By Thomson Reuters May 5, 2026 | 7:13 AM

May 5 (Reuters) – U.S. military shipbuilder Huntington Ingalls posted a lower first-quarter operating margin on ​Tuesday, hurt by higher costs ‌amid inflation and volatility in global trade.

Shares of the company were down nearly 3% in premarket trading.

U.S. tariffs on ‌major ​trading partners have ⁠added to broader ⁠market uncertainty, deepening strain on global supply chains across sectors, including defense.

Despite strong U.S. demand for submarines ​and aircraft carriers amid China’s growing naval presence and broader ⁠global tensions, mounting ⁠cost pressures have weighed ​on the shipbuilder.

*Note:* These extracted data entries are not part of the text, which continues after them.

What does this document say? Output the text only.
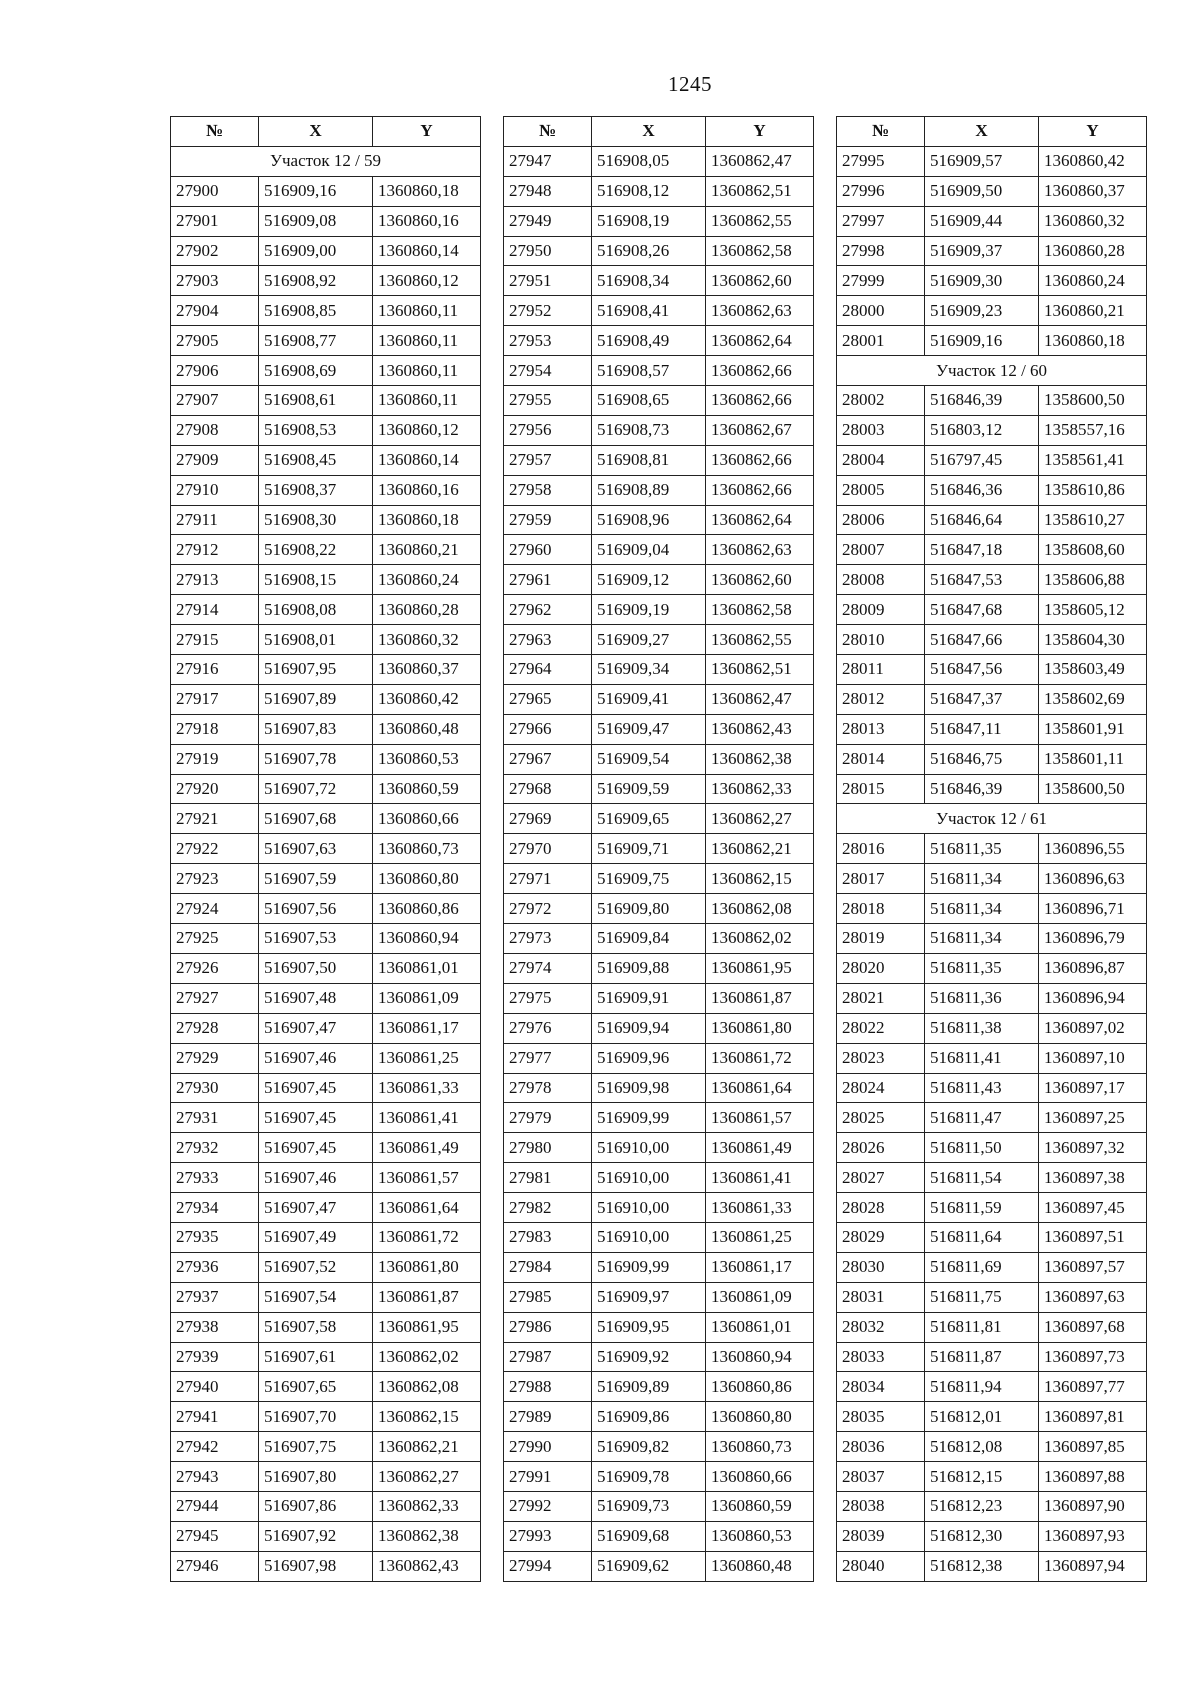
1245
№	X	Y
Участок 12 / 59		
27900	516909,16	1360860,18
27901	516909,08	1360860,16
27902	516909,00	1360860,14
27903	516908,92	1360860,12
27904	516908,85	1360860,11
27905	516908,77	1360860,11
27906	516908,69	1360860,11
27907	516908,61	1360860,11
27908	516908,53	1360860,12
27909	516908,45	1360860,14
27910	516908,37	1360860,16
27911	516908,30	1360860,18
27912	516908,22	1360860,21
27913	516908,15	1360860,24
27914	516908,08	1360860,28
27915	516908,01	1360860,32
27916	516907,95	1360860,37
27917	516907,89	1360860,42
27918	516907,83	1360860,48
27919	516907,78	1360860,53
27920	516907,72	1360860,59
27921	516907,68	1360860,66
27922	516907,63	1360860,73
27923	516907,59	1360860,80
27924	516907,56	1360860,86
27925	516907,53	1360860,94
27926	516907,50	1360861,01
27927	516907,48	1360861,09
27928	516907,47	1360861,17
27929	516907,46	1360861,25
27930	516907,45	1360861,33
27931	516907,45	1360861,41
27932	516907,45	1360861,49
27933	516907,46	1360861,57
27934	516907,47	1360861,64
27935	516907,49	1360861,72
27936	516907,52	1360861,80
27937	516907,54	1360861,87
27938	516907,58	1360861,95
27939	516907,61	1360862,02
27940	516907,65	1360862,08
27941	516907,70	1360862,15
27942	516907,75	1360862,21
27943	516907,80	1360862,27
27944	516907,86	1360862,33
27945	516907,92	1360862,38
27946	516907,98	1360862,43
№	X	Y
27947	516908,05	1360862,47
27948	516908,12	1360862,51
27949	516908,19	1360862,55
27950	516908,26	1360862,58
27951	516908,34	1360862,60
27952	516908,41	1360862,63
27953	516908,49	1360862,64
27954	516908,57	1360862,66
27955	516908,65	1360862,66
27956	516908,73	1360862,67
27957	516908,81	1360862,66
27958	516908,89	1360862,66
27959	516908,96	1360862,64
27960	516909,04	1360862,63
27961	516909,12	1360862,60
27962	516909,19	1360862,58
27963	516909,27	1360862,55
27964	516909,34	1360862,51
27965	516909,41	1360862,47
27966	516909,47	1360862,43
27967	516909,54	1360862,38
27968	516909,59	1360862,33
27969	516909,65	1360862,27
27970	516909,71	1360862,21
27971	516909,75	1360862,15
27972	516909,80	1360862,08
27973	516909,84	1360862,02
27974	516909,88	1360861,95
27975	516909,91	1360861,87
27976	516909,94	1360861,80
27977	516909,96	1360861,72
27978	516909,98	1360861,64
27979	516909,99	1360861,57
27980	516910,00	1360861,49
27981	516910,00	1360861,41
27982	516910,00	1360861,33
27983	516910,00	1360861,25
27984	516909,99	1360861,17
27985	516909,97	1360861,09
27986	516909,95	1360861,01
27987	516909,92	1360860,94
27988	516909,89	1360860,86
27989	516909,86	1360860,80
27990	516909,82	1360860,73
27991	516909,78	1360860,66
27992	516909,73	1360860,59
27993	516909,68	1360860,53
27994	516909,62	1360860,48
№	X	Y
27995	516909,57	1360860,42
27996	516909,50	1360860,37
27997	516909,44	1360860,32
27998	516909,37	1360860,28
27999	516909,30	1360860,24
28000	516909,23	1360860,21
28001	516909,16	1360860,18
Участок 12 / 60		
28002	516846,39	1358600,50
28003	516803,12	1358557,16
28004	516797,45	1358561,41
28005	516846,36	1358610,86
28006	516846,64	1358610,27
28007	516847,18	1358608,60
28008	516847,53	1358606,88
28009	516847,68	1358605,12
28010	516847,66	1358604,30
28011	516847,56	1358603,49
28012	516847,37	1358602,69
28013	516847,11	1358601,91
28014	516846,75	1358601,11
28015	516846,39	1358600,50
Участок 12 / 61		
28016	516811,35	1360896,55
28017	516811,34	1360896,63
28018	516811,34	1360896,71
28019	516811,34	1360896,79
28020	516811,35	1360896,87
28021	516811,36	1360896,94
28022	516811,38	1360897,02
28023	516811,41	1360897,10
28024	516811,43	1360897,17
28025	516811,47	1360897,25
28026	516811,50	1360897,32
28027	516811,54	1360897,38
28028	516811,59	1360897,45
28029	516811,64	1360897,51
28030	516811,69	1360897,57
28031	516811,75	1360897,63
28032	516811,81	1360897,68
28033	516811,87	1360897,73
28034	516811,94	1360897,77
28035	516812,01	1360897,81
28036	516812,08	1360897,85
28037	516812,15	1360897,88
28038	516812,23	1360897,90
28039	516812,30	1360897,93
28040	516812,38	1360897,94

For the first quarter ​ending March 31, sales in its ‌Newport News shipbuilding business increased 19.3% to $1.67 billion but segment operating margin fell 80 basis points ⁠to 5.3%.

The overall cost of product sales rose 20% to $1.74 billion.

Huntington’s quarterly profit per ⁠share ‌remained flat at $3.79, while ⁠its operating margin fell ​to ‌5% from 5.9% last year.

Total ​quarterly revenue ⁠stood at $3.1 billion, above Wall Street estimates of $3.02 billion, as per data compiled by LSEG.